Abound is a special formula that is consisted of beta-hydroxy-beta-methylbutyrate, arginine and glutamine that supports the wound healing and enables the structuring of lean body mass. This combination is potentially used among patients with cancer, sarcopenia, trauma, chronic diseases, chronic obstructive lung disease and HIV [17, 18]. However, the studies previously conducted have concluded that this product also accelerates the wound healing. In their study that was performed on 18 healthy adults older than 70 years of age, Williams et al. indicated that the Abound support increased the collagen synthesis and accelerated the wound healing . The period of ulcer healing was also shown to be significantly shortened with by Tatti et al. in retrospective evaluation of 12 patients with diabetic foot who were receiving the Abound treatment . Likewise, our findings also indicated that the healing was observed on wound depth score of 7 patients and on wound appearance score of 8 patients out of 11. While the wound depth score of 4 cases and wound appearance score of 3 cases remained the same, no deterioration was observed on any cases throughout the follow-up. In line with no negative side effect associated with the Abound treatment in the literature, none of our patients experienced a negative effect throughout the treatment.
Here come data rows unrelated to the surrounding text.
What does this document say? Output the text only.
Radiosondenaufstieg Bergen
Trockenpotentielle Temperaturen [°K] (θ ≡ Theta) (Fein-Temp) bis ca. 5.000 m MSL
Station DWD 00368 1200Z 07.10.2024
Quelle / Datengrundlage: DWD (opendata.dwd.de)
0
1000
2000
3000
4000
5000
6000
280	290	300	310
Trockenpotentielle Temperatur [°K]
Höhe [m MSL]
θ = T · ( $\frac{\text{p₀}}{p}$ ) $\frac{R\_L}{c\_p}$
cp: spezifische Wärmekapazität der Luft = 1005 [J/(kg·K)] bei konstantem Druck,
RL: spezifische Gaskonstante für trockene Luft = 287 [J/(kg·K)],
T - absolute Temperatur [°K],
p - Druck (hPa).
The major limitation of the present study is its retrospective design as an uncontrolled series of diabetic haemodialysis patients besides the small sample size. Nevertheless, given that malnutrition is a common and well-known deleterious outcome in dialysis patients which delays wound healing, our findings indicating that beta-hydroxy-beta methylbutyrate, arginine and glutamine may be very beneficial in these patients by not only improving wound healing seem notable.